In a 2004 interview, the actress noted that his comments were "upsetting" and said she wore leather trousers because "it was snowing out. It wasn't exactly like I had my nipple rings in." She felt grateful that she had not had to deal with such criticism at a younger age: "If I had come on to a movie set at age and someone had said, 'You're a bit funny-looking, can you go on a diet?' – I might have jumped off a building. I just didn't have the confidence to put that into perspective at the time." However, speaking in 2011, she said she was "very fond" of Bay.
Pearl Harbor received negative reviews. Owen Gleiberman of Entertainment Weekly praised "the avid eyed, ruby lipped Kate Beckinsale, the rare actress whose intelligence gives her a sensual bloom; she's like Parker Posey without irony." A. O. Scott of The New York Times noted that "Mr. Affleck and Ms. Beckinsale do what they can with their lines, and glow with the satiny shine of real movie stars." However, Mike Clark of USA Today felt that the "usually appealing Kate Beckinsale" is "inexplicably submerged – like her hospital colleagues – under heaps of tarty makeup that even actresses of the era didn't wear." The film was a commercial success, grossing $449 million worldwide.
Beckinsale's second film appearance of 2001 was in the romantic comedy Serendipity, as the love interest of John Cusack. It was filmed directly after Pearl Harbor and Beckinsale found it "a real relief to return to something slightly more familiar." Turan praised the "appealing and believable" leads, adding that Beckinsale "reinforces the strong impression she made in Cold Comfort Farm, The Golden Bowl, and The Last Days of Disco" after "recovering nicely" from her appearance in the much-maligned Pearl Harbor. Claudia Puig of USA Today felt that "Beckinsale's talents haven't been mined as effectively in any other film since Cold Comfort Farm." McCarthy found her "energetic and appealing." Elvis Mitchell of The New York Times described her as "luminous but determined." In an uncomplimentary review of the film, Roger Ebert described her as "a good actress, but not good enough to play this dumb." The film grossed over $77 million at the worldwide box office.
In 2002, Beckinsale starred in Lisa Cholodenko's Laurel Canyon, as a strait-laced academic who finds herself increasingly attracted to her free-spirited future mother-in-law. The independent film was another opportunity for Beckinsale to work with Christian Bale, her Prince of Jutland co‑star.
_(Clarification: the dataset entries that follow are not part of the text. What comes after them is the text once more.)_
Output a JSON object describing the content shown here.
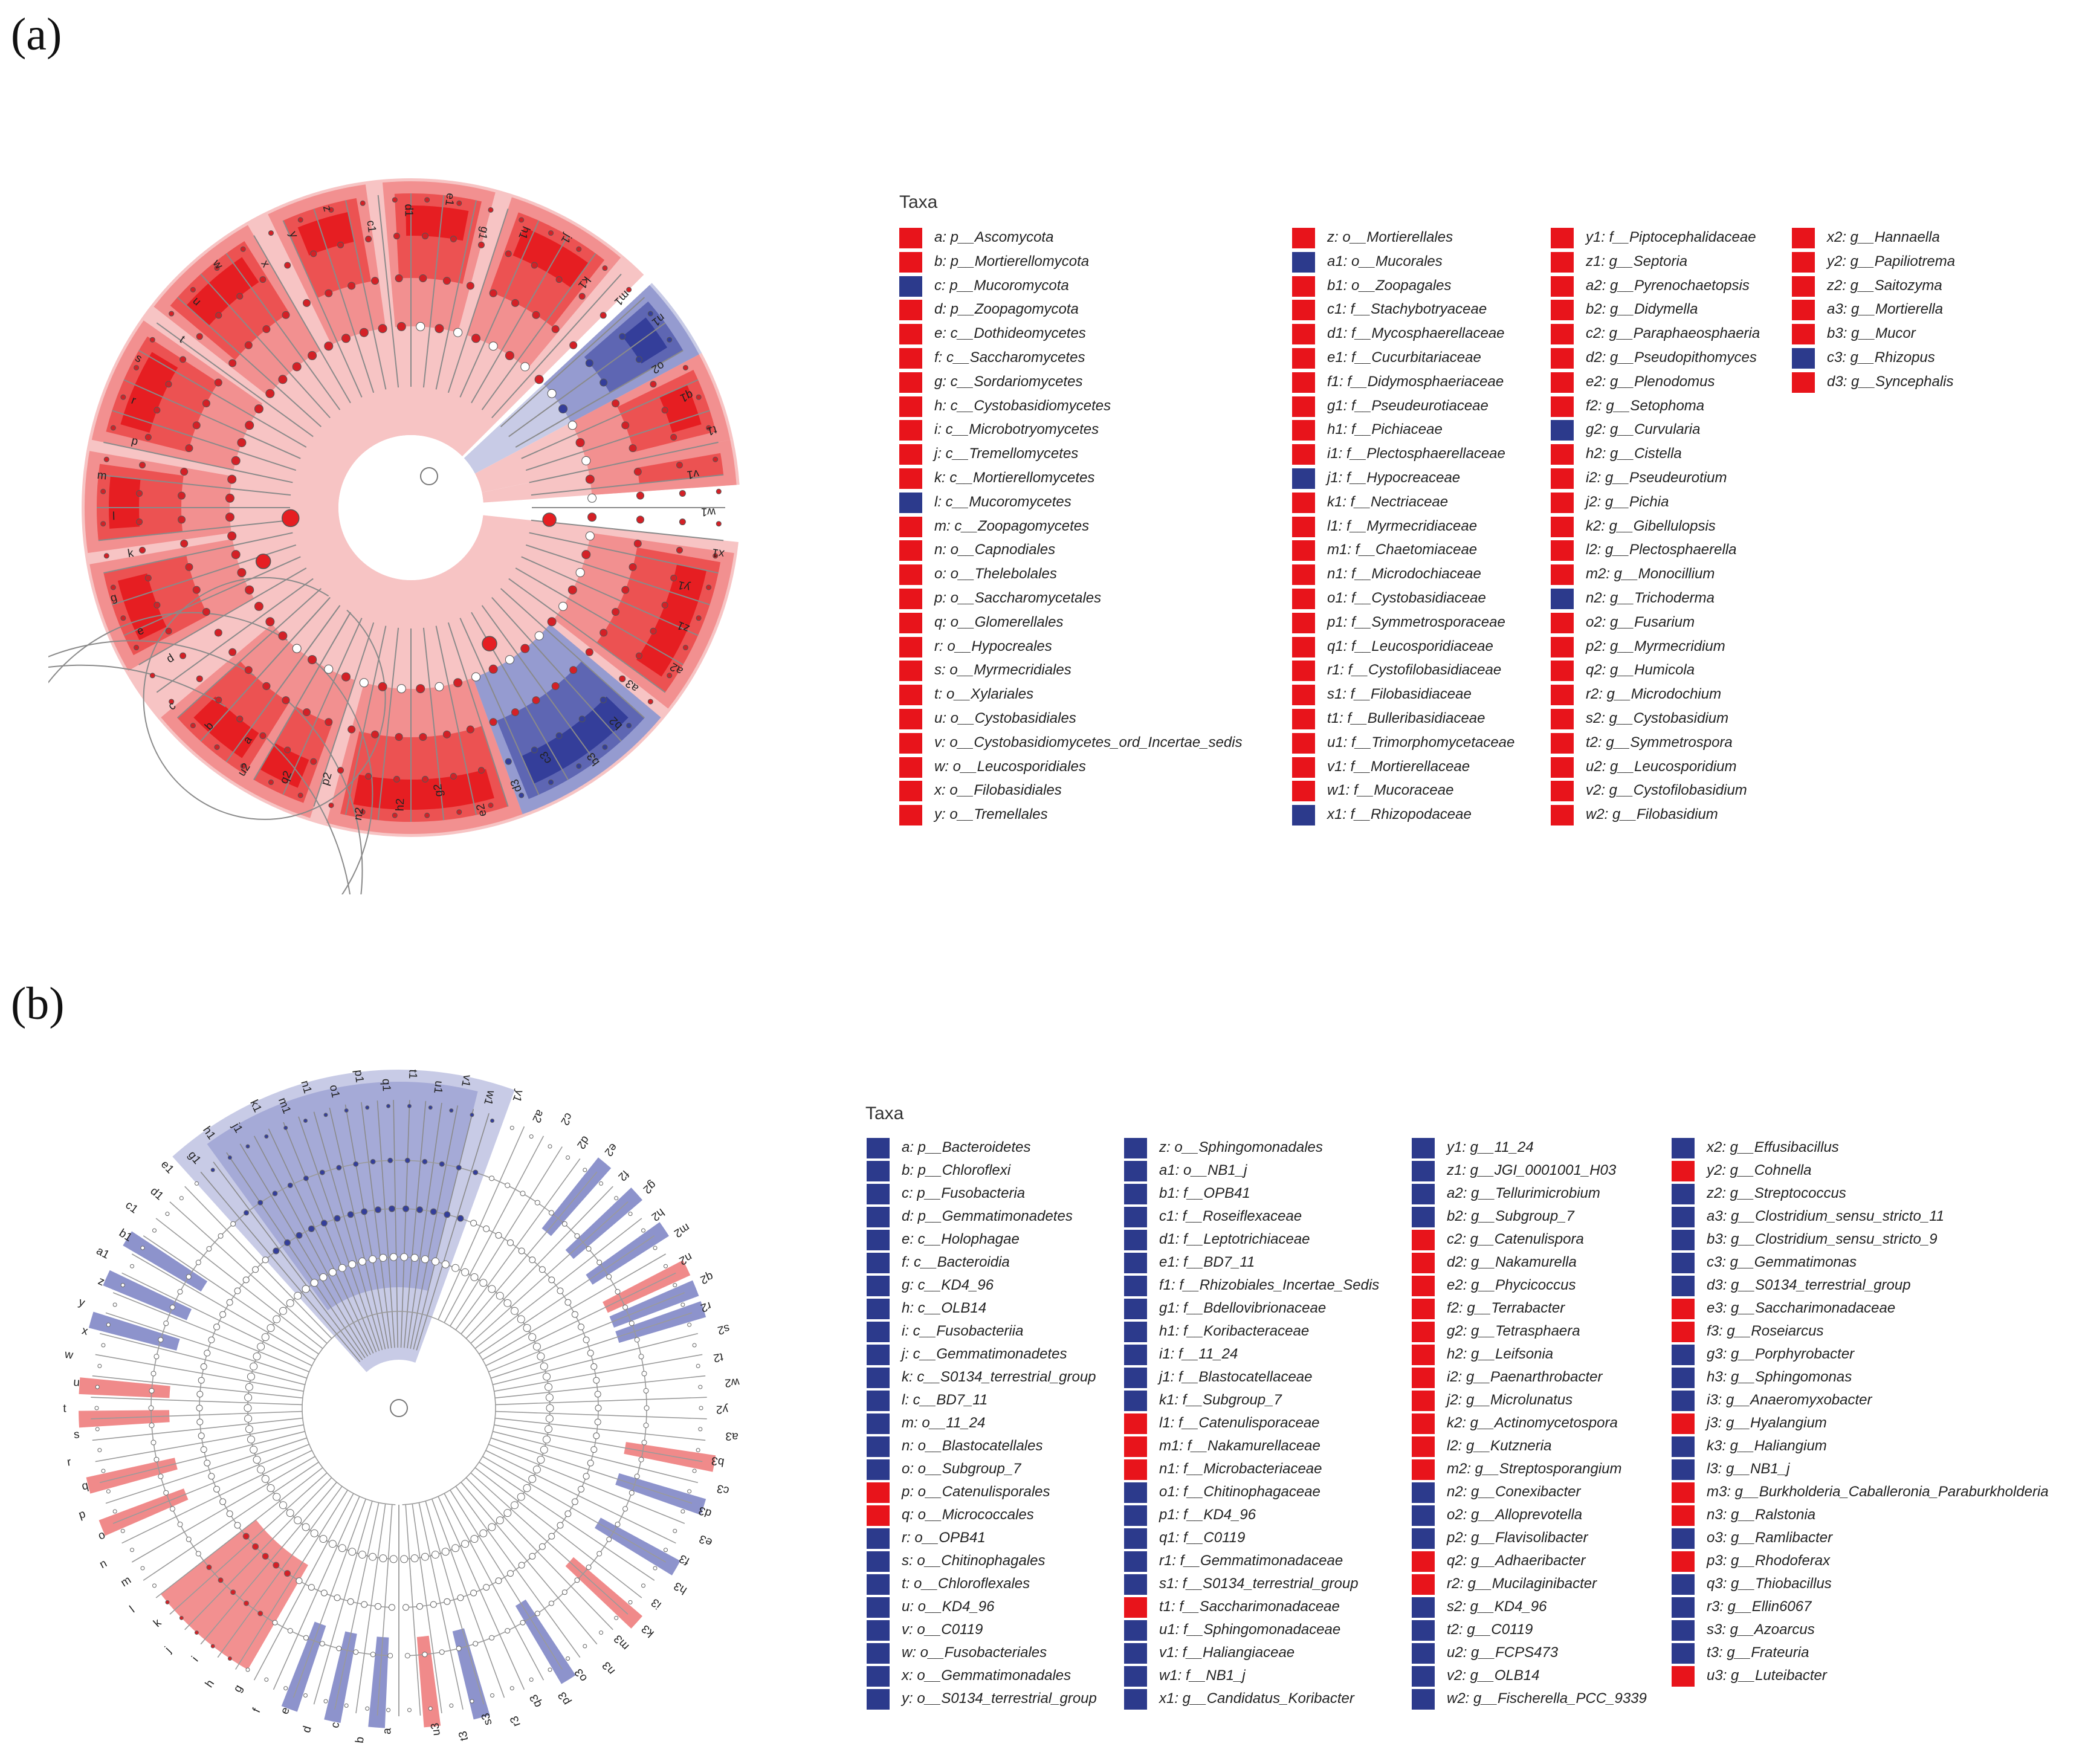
{
  "colors": {
    "enriched_red": "#e8141b",
    "enriched_blue": "#2c3a8c"
  },
  "panel_a": {
    "label": "(a)",
    "legend_title": "Taxa",
    "columns": [
      [
        {
          "text": "a: p__Ascomycota",
          "c": "red"
        },
        {
          "text": "b: p__Mortierellomycota",
          "c": "red"
        },
        {
          "text": "c: p__Mucoromycota",
          "c": "blue"
        },
        {
          "text": "d: p__Zoopagomycota",
          "c": "red"
        },
        {
          "text": "e: c__Dothideomycetes",
          "c": "red"
        },
        {
          "text": "f: c__Saccharomycetes",
          "c": "red"
        },
        {
          "text": "g: c__Sordariomycetes",
          "c": "red"
        },
        {
          "text": "h: c__Cystobasidiomycetes",
          "c": "red"
        },
        {
          "text": "i: c__Microbotryomycetes",
          "c": "red"
        },
        {
          "text": "j: c__Tremellomycetes",
          "c": "red"
        },
        {
          "text": "k: c__Mortierellomycetes",
          "c": "red"
        },
        {
          "text": "l: c__Mucoromycetes",
          "c": "blue"
        },
        {
          "text": "m: c__Zoopagomycetes",
          "c": "red"
        },
        {
          "text": "n: o__Capnodiales",
          "c": "red"
        },
        {
          "text": "o: o__Thelebolales",
          "c": "red"
        },
        {
          "text": "p: o__Saccharomycetales",
          "c": "red"
        },
        {
          "text": "q: o__Glomerellales",
          "c": "red"
        },
        {
          "text": "r: o__Hypocreales",
          "c": "red"
        },
        {
          "text": "s: o__Myrmecridiales",
          "c": "red"
        },
        {
          "text": "t: o__Xylariales",
          "c": "red"
        },
        {
          "text": "u: o__Cystobasidiales",
          "c": "red"
        },
        {
          "text": "v: o__Cystobasidiomycetes_ord_Incertae_sedis",
          "c": "red"
        },
        {
          "text": "w: o__Leucosporidiales",
          "c": "red"
        },
        {
          "text": "x: o__Filobasidiales",
          "c": "red"
        },
        {
          "text": "y: o__Tremellales",
          "c": "red"
        }
      ],
      [
        {
          "text": "z: o__Mortierellales",
          "c": "red"
        },
        {
          "text": "a1: o__Mucorales",
          "c": "blue"
        },
        {
          "text": "b1: o__Zoopagales",
          "c": "red"
        },
        {
          "text": "c1: f__Stachybotryaceae",
          "c": "red"
        },
        {
          "text": "d1: f__Mycosphaerellaceae",
          "c": "red"
        },
        {
          "text": "e1: f__Cucurbitariaceae",
          "c": "red"
        },
        {
          "text": "f1: f__Didymosphaeriaceae",
          "c": "red"
        },
        {
          "text": "g1: f__Pseudeurotiaceae",
          "c": "red"
        },
        {
          "text": "h1: f__Pichiaceae",
          "c": "red"
        },
        {
          "text": "i1: f__Plectosphaerellaceae",
          "c": "red"
        },
        {
          "text": "j1: f__Hypocreaceae",
          "c": "blue"
        },
        {
          "text": "k1: f__Nectriaceae",
          "c": "red"
        },
        {
          "text": "l1: f__Myrmecridiaceae",
          "c": "red"
        },
        {
          "text": "m1: f__Chaetomiaceae",
          "c": "red"
        },
        {
          "text": "n1: f__Microdochiaceae",
          "c": "red"
        },
        {
          "text": "o1: f__Cystobasidiaceae",
          "c": "red"
        },
        {
          "text": "p1: f__Symmetrosporaceae",
          "c": "red"
        },
        {
          "text": "q1: f__Leucosporidiaceae",
          "c": "red"
        },
        {
          "text": "r1: f__Cystofilobasidiaceae",
          "c": "red"
        },
        {
          "text": "s1: f__Filobasidiaceae",
          "c": "red"
        },
        {
          "text": "t1: f__Bulleribasidiaceae",
          "c": "red"
        },
        {
          "text": "u1: f__Trimorphomycetaceae",
          "c": "red"
        },
        {
          "text": "v1: f__Mortierellaceae",
          "c": "red"
        },
        {
          "text": "w1: f__Mucoraceae",
          "c": "red"
        },
        {
          "text": "x1: f__Rhizopodaceae",
          "c": "blue"
        }
      ],
      [
        {
          "text": "y1: f__Piptocephalidaceae",
          "c": "red"
        },
        {
          "text": "z1: g__Septoria",
          "c": "red"
        },
        {
          "text": "a2: g__Pyrenochaetopsis",
          "c": "red"
        },
        {
          "text": "b2: g__Didymella",
          "c": "red"
        },
        {
          "text": "c2: g__Paraphaeosphaeria",
          "c": "red"
        },
        {
          "text": "d2: g__Pseudopithomyces",
          "c": "red"
        },
        {
          "text": "e2: g__Plenodomus",
          "c": "red"
        },
        {
          "text": "f2: g__Setophoma",
          "c": "red"
        },
        {
          "text": "g2: g__Curvularia",
          "c": "blue"
        },
        {
          "text": "h2: g__Cistella",
          "c": "red"
        },
        {
          "text": "i2: g__Pseudeurotium",
          "c": "red"
        },
        {
          "text": "j2: g__Pichia",
          "c": "red"
        },
        {
          "text": "k2: g__Gibellulopsis",
          "c": "red"
        },
        {
          "text": "l2: g__Plectosphaerella",
          "c": "red"
        },
        {
          "text": "m2: g__Monocillium",
          "c": "red"
        },
        {
          "text": "n2: g__Trichoderma",
          "c": "blue"
        },
        {
          "text": "o2: g__Fusarium",
          "c": "red"
        },
        {
          "text": "p2: g__Myrmecridium",
          "c": "red"
        },
        {
          "text": "q2: g__Humicola",
          "c": "red"
        },
        {
          "text": "r2: g__Microdochium",
          "c": "red"
        },
        {
          "text": "s2: g__Cystobasidium",
          "c": "red"
        },
        {
          "text": "t2: g__Symmetrospora",
          "c": "red"
        },
        {
          "text": "u2: g__Leucosporidium",
          "c": "red"
        },
        {
          "text": "v2: g__Cystofilobasidium",
          "c": "red"
        },
        {
          "text": "w2: g__Filobasidium",
          "c": "red"
        }
      ],
      [
        {
          "text": "x2: g__Hannaella",
          "c": "red"
        },
        {
          "text": "y2: g__Papiliotrema",
          "c": "red"
        },
        {
          "text": "z2: g__Saitozyma",
          "c": "red"
        },
        {
          "text": "a3: g__Mortierella",
          "c": "red"
        },
        {
          "text": "b3: g__Mucor",
          "c": "red"
        },
        {
          "text": "c3: g__Rhizopus",
          "c": "blue"
        },
        {
          "text": "d3: g__Syncephalis",
          "c": "red"
        }
      ]
    ],
    "cladogram_labels": [
      "a",
      "b",
      "c",
      "d",
      "e",
      "g",
      "k",
      "l",
      "m",
      "p",
      "r",
      "s",
      "t",
      "u",
      "w",
      "x",
      "y",
      "z",
      "c1",
      "d1",
      "e1",
      "g1",
      "h1",
      "j1",
      "k1",
      "m1",
      "n1",
      "o2",
      "q1",
      "t1",
      "v1",
      "w1",
      "x1",
      "y1",
      "z1",
      "a2",
      "a3",
      "b2",
      "b3",
      "c3",
      "d3",
      "e2",
      "g2",
      "h2",
      "n2",
      "p2",
      "q2",
      "u2"
    ]
  },
  "panel_b": {
    "label": "(b)",
    "legend_title": "Taxa",
    "columns": [
      [
        {
          "text": "a: p__Bacteroidetes",
          "c": "blue"
        },
        {
          "text": "b: p__Chloroflexi",
          "c": "blue"
        },
        {
          "text": "c: p__Fusobacteria",
          "c": "blue"
        },
        {
          "text": "d: p__Gemmatimonadetes",
          "c": "blue"
        },
        {
          "text": "e: c__Holophagae",
          "c": "blue"
        },
        {
          "text": "f: c__Bacteroidia",
          "c": "blue"
        },
        {
          "text": "g: c__KD4_96",
          "c": "blue"
        },
        {
          "text": "h: c__OLB14",
          "c": "blue"
        },
        {
          "text": "i: c__Fusobacteriia",
          "c": "blue"
        },
        {
          "text": "j: c__Gemmatimonadetes",
          "c": "blue"
        },
        {
          "text": "k: c__S0134_terrestrial_group",
          "c": "blue"
        },
        {
          "text": "l: c__BD7_11",
          "c": "blue"
        },
        {
          "text": "m: o__11_24",
          "c": "blue"
        },
        {
          "text": "n: o__Blastocatellales",
          "c": "blue"
        },
        {
          "text": "o: o__Subgroup_7",
          "c": "blue"
        },
        {
          "text": "p: o__Catenulisporales",
          "c": "red"
        },
        {
          "text": "q: o__Micrococcales",
          "c": "red"
        },
        {
          "text": "r: o__OPB41",
          "c": "blue"
        },
        {
          "text": "s: o__Chitinophagales",
          "c": "blue"
        },
        {
          "text": "t: o__Chloroflexales",
          "c": "blue"
        },
        {
          "text": "u: o__KD4_96",
          "c": "blue"
        },
        {
          "text": "v: o__C0119",
          "c": "blue"
        },
        {
          "text": "w: o__Fusobacteriales",
          "c": "blue"
        },
        {
          "text": "x: o__Gemmatimonadales",
          "c": "blue"
        },
        {
          "text": "y: o__S0134_terrestrial_group",
          "c": "blue"
        }
      ],
      [
        {
          "text": "z: o__Sphingomonadales",
          "c": "blue"
        },
        {
          "text": "a1: o__NB1_j",
          "c": "blue"
        },
        {
          "text": "b1: f__OPB41",
          "c": "blue"
        },
        {
          "text": "c1: f__Roseiflexaceae",
          "c": "blue"
        },
        {
          "text": "d1: f__Leptotrichiaceae",
          "c": "blue"
        },
        {
          "text": "e1: f__BD7_11",
          "c": "blue"
        },
        {
          "text": "f1: f__Rhizobiales_Incertae_Sedis",
          "c": "blue"
        },
        {
          "text": "g1: f__Bdellovibrionaceae",
          "c": "blue"
        },
        {
          "text": "h1: f__Koribacteraceae",
          "c": "blue"
        },
        {
          "text": "i1: f__11_24",
          "c": "blue"
        },
        {
          "text": "j1: f__Blastocatellaceae",
          "c": "blue"
        },
        {
          "text": "k1: f__Subgroup_7",
          "c": "blue"
        },
        {
          "text": "l1: f__Catenulisporaceae",
          "c": "red"
        },
        {
          "text": "m1: f__Nakamurellaceae",
          "c": "red"
        },
        {
          "text": "n1: f__Microbacteriaceae",
          "c": "red"
        },
        {
          "text": "o1: f__Chitinophagaceae",
          "c": "blue"
        },
        {
          "text": "p1: f__KD4_96",
          "c": "blue"
        },
        {
          "text": "q1: f__C0119",
          "c": "blue"
        },
        {
          "text": "r1: f__Gemmatimonadaceae",
          "c": "blue"
        },
        {
          "text": "s1: f__S0134_terrestrial_group",
          "c": "blue"
        },
        {
          "text": "t1: f__Saccharimonadaceae",
          "c": "red"
        },
        {
          "text": "u1: f__Sphingomonadaceae",
          "c": "blue"
        },
        {
          "text": "v1: f__Haliangiaceae",
          "c": "blue"
        },
        {
          "text": "w1: f__NB1_j",
          "c": "blue"
        },
        {
          "text": "x1: g__Candidatus_Koribacter",
          "c": "blue"
        }
      ],
      [
        {
          "text": "y1: g__11_24",
          "c": "blue"
        },
        {
          "text": "z1: g__JGI_0001001_H03",
          "c": "blue"
        },
        {
          "text": "a2: g__Tellurimicrobium",
          "c": "blue"
        },
        {
          "text": "b2: g__Subgroup_7",
          "c": "blue"
        },
        {
          "text": "c2: g__Catenulispora",
          "c": "red"
        },
        {
          "text": "d2: g__Nakamurella",
          "c": "red"
        },
        {
          "text": "e2: g__Phycicoccus",
          "c": "red"
        },
        {
          "text": "f2: g__Terrabacter",
          "c": "red"
        },
        {
          "text": "g2: g__Tetrasphaera",
          "c": "red"
        },
        {
          "text": "h2: g__Leifsonia",
          "c": "red"
        },
        {
          "text": "i2: g__Paenarthrobacter",
          "c": "red"
        },
        {
          "text": "j2: g__Microlunatus",
          "c": "red"
        },
        {
          "text": "k2: g__Actinomycetospora",
          "c": "red"
        },
        {
          "text": "l2: g__Kutzneria",
          "c": "red"
        },
        {
          "text": "m2: g__Streptosporangium",
          "c": "red"
        },
        {
          "text": "n2: g__Conexibacter",
          "c": "blue"
        },
        {
          "text": "o2: g__Alloprevotella",
          "c": "blue"
        },
        {
          "text": "p2: g__Flavisolibacter",
          "c": "blue"
        },
        {
          "text": "q2: g__Adhaeribacter",
          "c": "red"
        },
        {
          "text": "r2: g__Mucilaginibacter",
          "c": "red"
        },
        {
          "text": "s2: g__KD4_96",
          "c": "blue"
        },
        {
          "text": "t2: g__C0119",
          "c": "blue"
        },
        {
          "text": "u2: g__FCPS473",
          "c": "blue"
        },
        {
          "text": "v2: g__OLB14",
          "c": "blue"
        },
        {
          "text": "w2: g__Fischerella_PCC_9339",
          "c": "blue"
        }
      ],
      [
        {
          "text": "x2: g__Effusibacillus",
          "c": "blue"
        },
        {
          "text": "y2: g__Cohnella",
          "c": "red"
        },
        {
          "text": "z2: g__Streptococcus",
          "c": "blue"
        },
        {
          "text": "a3: g__Clostridium_sensu_stricto_11",
          "c": "blue"
        },
        {
          "text": "b3: g__Clostridium_sensu_stricto_9",
          "c": "blue"
        },
        {
          "text": "c3: g__Gemmatimonas",
          "c": "blue"
        },
        {
          "text": "d3: g__S0134_terrestrial_group",
          "c": "blue"
        },
        {
          "text": "e3: g__Saccharimonadaceae",
          "c": "red"
        },
        {
          "text": "f3: g__Roseiarcus",
          "c": "red"
        },
        {
          "text": "g3: g__Porphyrobacter",
          "c": "blue"
        },
        {
          "text": "h3: g__Sphingomonas",
          "c": "blue"
        },
        {
          "text": "i3: g__Anaeromyxobacter",
          "c": "blue"
        },
        {
          "text": "j3: g__Hyalangium",
          "c": "red"
        },
        {
          "text": "k3: g__Haliangium",
          "c": "blue"
        },
        {
          "text": "l3: g__NB1_j",
          "c": "blue"
        },
        {
          "text": "m3: g__Burkholderia_Caballeronia_Paraburkholderia",
          "c": "red"
        },
        {
          "text": "n3: g__Ralstonia",
          "c": "red"
        },
        {
          "text": "o3: g__Ramlibacter",
          "c": "blue"
        },
        {
          "text": "p3: g__Rhodoferax",
          "c": "red"
        },
        {
          "text": "q3: g__Thiobacillus",
          "c": "blue"
        },
        {
          "text": "r3: g__Ellin6067",
          "c": "blue"
        },
        {
          "text": "s3: g__Azoarcus",
          "c": "blue"
        },
        {
          "text": "t3: g__Frateuria",
          "c": "blue"
        },
        {
          "text": "u3: g__Luteibacter",
          "c": "red"
        }
      ]
    ],
    "cladogram_labels": [
      "a",
      "b",
      "c",
      "d",
      "e",
      "f",
      "g",
      "h",
      "i",
      "j",
      "k",
      "l",
      "m",
      "n",
      "o",
      "p",
      "q",
      "r",
      "s",
      "t",
      "u",
      "w",
      "x",
      "y",
      "z",
      "a1",
      "b1",
      "c1",
      "d1",
      "e1",
      "g1",
      "h1",
      "j1",
      "k1",
      "m1",
      "n1",
      "o1",
      "p1",
      "q1",
      "t1",
      "u1",
      "v1",
      "w1",
      "y1",
      "a2",
      "c2",
      "d2",
      "e2",
      "f2",
      "g2",
      "h2",
      "m2",
      "n2",
      "q2",
      "r2",
      "s2",
      "t2",
      "w2",
      "y2",
      "a3",
      "b3",
      "c3",
      "d3",
      "e3",
      "f3",
      "h3",
      "i3",
      "k3",
      "m3",
      "n3",
      "o3",
      "p3",
      "q3",
      "r3",
      "s3",
      "t3",
      "u3"
    ]
  }
}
She found their sex scene awkward because she knew Bale well: "If it was a stranger, it would have been easier." While Frances McDormand's performance as Bale's mother was widely praised, Beckinsale received negative reviews. Holden found the film "superbly acted, with the exception of Ms. Beckinsale, whose tense, colourless Alex conveys no inner life." Critic Lisa Schwarzbaum was unimpressed by the "tedious" characters and criticised "the fussy performances of Bale and Beckinsale" in particular. The film grossed over $4 million worldwide.